Data as a driving force of business is being generated more than ever before. Statistical analysis and data mining helps to interpret data and put it to use. With statistical knowledge, professionals and business owners can make sense of data, project future outcomes, and make more informed decisions. Business analytics examples show the power of statistical analysis methods to highlight valuable results and reveals relationships. For example,

Hypothesis Testing

A manager might conduct a hypothesis test to answer the question whether launching a new product line in his/her company leads to increasing sales and revenue as a result. Since it would be so expensive, the company might launch the product in a small test market as a sample and by hypothesis testing expand the results to the company and whole market. 

Using Linear Regression for Forcasting

Linear regression analysis can be considered to find the causal relationship between advertising spend and revenue. A business can use historical data relating the advertising dollars spent to the amount of revenue generated for various campaigns or time periods to forecast revenue for future campaigns. Also, instead of looking at total advertising expenditures, multiple regression analysis can be used to evaluate how different types of campaigns, such as television, radio, and social media ads, impact revenue.

Improving HR metrics with statistics

A company might seek to understand how fostering face-to-face interactions among staff can boost employee performance and save money. Microsoft tested this hypothesis, using statistical methods. The findings showed that improving collaboration by moving the 1,200-person group from five buildings to four, which resulted in cutting down on the number of employees per building and reducing the distance that staff needed to travel for meetings, could increase operational efficiency and lead to significant time and cost savings.

Business-driven Analysis

Machine Learning Case Study: Uber

Uber company developed a Customer Obsession Ticket Assistant (COTA) in early 2018 by improving their speed and accuracy when responding to support tickets, applying a tool that uses machine learning and natural language processing. COTA’s implementation delivered positive results. The tool reduced ticket resolution time by 10 percent. For the second iteration of the product, COTA v2, the team focused on integrating a deep learning architecture that could scale as the company grew. Before rolling out the update, Uber turned to A/B testing—a method of comparing the outcomes of two different choices (in this case, COTA v1 and COTA v2)—to validate the upgraded tool’s performance. Preceding the A/B test was an A/A test, during which both a control group and a treatment group used the first version of COTA for one week. The treatment group was then given access to COTA v2 to kick off the A/B testing phase, which lasted for one month. At the conclusion of testing, it was found that the use of COTA v2 led to faster service and more accurate resolution recommendations, which slightly improved customer satisfaction scores. With the use of A/B testing, Uber determined that implementing COTA v2 would not only improve customer service but save millions of dollars by streamlining its ticket resolution process.

Understanding Customer Behavior with Predictive Analytics

For meal kit delivery service Blue Apron, understanding customer behavior and preferences is vitally important to its success. Each week, the company presents subscribers with a fixed menu of meals available for purchase and employs predictive analytics to forecast demand, with the aim of using data to avoid product spoilage and fulfill orders. Customer-related features describe historical data that depicts a given user’s order frequency, while recipe-related features focus on a subscriber’s past recipe preferences. In the case of seasonality features, purchasing patterns are examined to determine when order rates may be higher or lower, depending on the time of year.

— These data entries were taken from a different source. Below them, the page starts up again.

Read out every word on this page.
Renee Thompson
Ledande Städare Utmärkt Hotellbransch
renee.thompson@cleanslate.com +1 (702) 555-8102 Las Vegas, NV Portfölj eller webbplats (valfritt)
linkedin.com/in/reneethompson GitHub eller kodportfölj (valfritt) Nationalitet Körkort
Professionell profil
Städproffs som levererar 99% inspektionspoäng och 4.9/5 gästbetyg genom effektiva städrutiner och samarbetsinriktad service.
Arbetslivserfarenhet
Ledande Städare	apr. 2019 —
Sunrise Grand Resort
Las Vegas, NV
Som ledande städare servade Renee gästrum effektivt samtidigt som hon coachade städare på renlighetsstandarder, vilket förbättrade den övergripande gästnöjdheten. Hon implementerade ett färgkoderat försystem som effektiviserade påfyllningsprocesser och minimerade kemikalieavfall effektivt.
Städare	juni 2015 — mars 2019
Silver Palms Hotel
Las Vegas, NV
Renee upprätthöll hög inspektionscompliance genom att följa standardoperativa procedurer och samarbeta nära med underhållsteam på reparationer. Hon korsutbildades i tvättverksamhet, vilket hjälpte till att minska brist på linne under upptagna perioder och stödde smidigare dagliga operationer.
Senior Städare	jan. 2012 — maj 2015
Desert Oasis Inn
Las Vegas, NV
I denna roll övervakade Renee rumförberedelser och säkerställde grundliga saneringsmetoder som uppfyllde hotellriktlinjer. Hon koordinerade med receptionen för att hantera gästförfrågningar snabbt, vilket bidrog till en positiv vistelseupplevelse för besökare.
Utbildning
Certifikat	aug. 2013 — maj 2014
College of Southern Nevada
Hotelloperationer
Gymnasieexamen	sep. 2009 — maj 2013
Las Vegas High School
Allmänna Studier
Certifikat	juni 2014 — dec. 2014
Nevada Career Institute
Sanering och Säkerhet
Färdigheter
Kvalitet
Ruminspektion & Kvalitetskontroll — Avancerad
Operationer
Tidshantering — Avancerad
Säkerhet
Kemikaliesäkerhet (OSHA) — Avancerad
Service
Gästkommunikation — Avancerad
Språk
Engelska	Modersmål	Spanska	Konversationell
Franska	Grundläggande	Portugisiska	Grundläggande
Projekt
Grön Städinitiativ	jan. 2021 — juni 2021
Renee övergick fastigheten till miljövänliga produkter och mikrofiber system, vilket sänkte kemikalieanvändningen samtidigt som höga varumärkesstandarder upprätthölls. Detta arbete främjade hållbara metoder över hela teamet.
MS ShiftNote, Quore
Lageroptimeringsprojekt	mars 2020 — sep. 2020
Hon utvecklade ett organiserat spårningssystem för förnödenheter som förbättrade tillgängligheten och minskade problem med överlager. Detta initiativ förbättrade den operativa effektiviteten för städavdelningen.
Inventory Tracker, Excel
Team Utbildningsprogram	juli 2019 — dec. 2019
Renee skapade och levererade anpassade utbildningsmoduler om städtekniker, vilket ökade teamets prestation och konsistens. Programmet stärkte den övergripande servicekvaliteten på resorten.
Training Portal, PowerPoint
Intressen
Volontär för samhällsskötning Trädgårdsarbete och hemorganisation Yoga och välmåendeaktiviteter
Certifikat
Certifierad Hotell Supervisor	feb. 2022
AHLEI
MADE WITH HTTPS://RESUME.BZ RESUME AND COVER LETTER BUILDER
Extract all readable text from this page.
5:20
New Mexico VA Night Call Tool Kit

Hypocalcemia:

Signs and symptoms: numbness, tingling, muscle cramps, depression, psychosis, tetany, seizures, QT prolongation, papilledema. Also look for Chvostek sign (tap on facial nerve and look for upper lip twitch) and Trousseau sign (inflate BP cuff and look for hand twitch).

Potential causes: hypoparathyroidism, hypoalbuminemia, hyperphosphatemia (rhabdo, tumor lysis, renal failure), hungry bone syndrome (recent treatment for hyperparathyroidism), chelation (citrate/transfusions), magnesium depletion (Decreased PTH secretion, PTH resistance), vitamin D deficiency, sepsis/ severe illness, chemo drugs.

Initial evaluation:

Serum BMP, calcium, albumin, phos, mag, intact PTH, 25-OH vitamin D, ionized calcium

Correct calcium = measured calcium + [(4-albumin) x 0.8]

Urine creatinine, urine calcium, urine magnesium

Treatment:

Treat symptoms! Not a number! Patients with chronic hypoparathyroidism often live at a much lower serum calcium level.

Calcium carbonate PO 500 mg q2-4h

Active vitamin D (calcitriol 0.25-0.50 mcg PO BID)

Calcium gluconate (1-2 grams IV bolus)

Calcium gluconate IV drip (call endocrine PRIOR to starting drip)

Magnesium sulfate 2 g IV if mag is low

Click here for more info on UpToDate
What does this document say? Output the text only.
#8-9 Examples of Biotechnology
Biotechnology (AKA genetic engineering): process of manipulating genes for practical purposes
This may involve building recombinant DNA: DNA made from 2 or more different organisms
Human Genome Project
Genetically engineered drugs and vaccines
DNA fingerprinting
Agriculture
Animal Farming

Precise Placement with Predictive analysis: PepsiCo

PepsiCo uses big data and predictive analytics to ensure the right quantities and types of products are available to consumers in certain locations. PepsiCo created a cloud-based data and analytics platform called Pep Worx to make more informed decisions regarding product merchandising. With Pep Worx, the company identifies shoppers in the United States who are likely to be highly interested in a specific PepsiCo brand or product. Pep Worx enabled PepsiCo to distinguish 24 million households from its dataset of 110 million US households that would be most likely to be interested in Quaker Overnight Oats. The company then identified specific retailers that these households might shop at and targeted their unique audiences.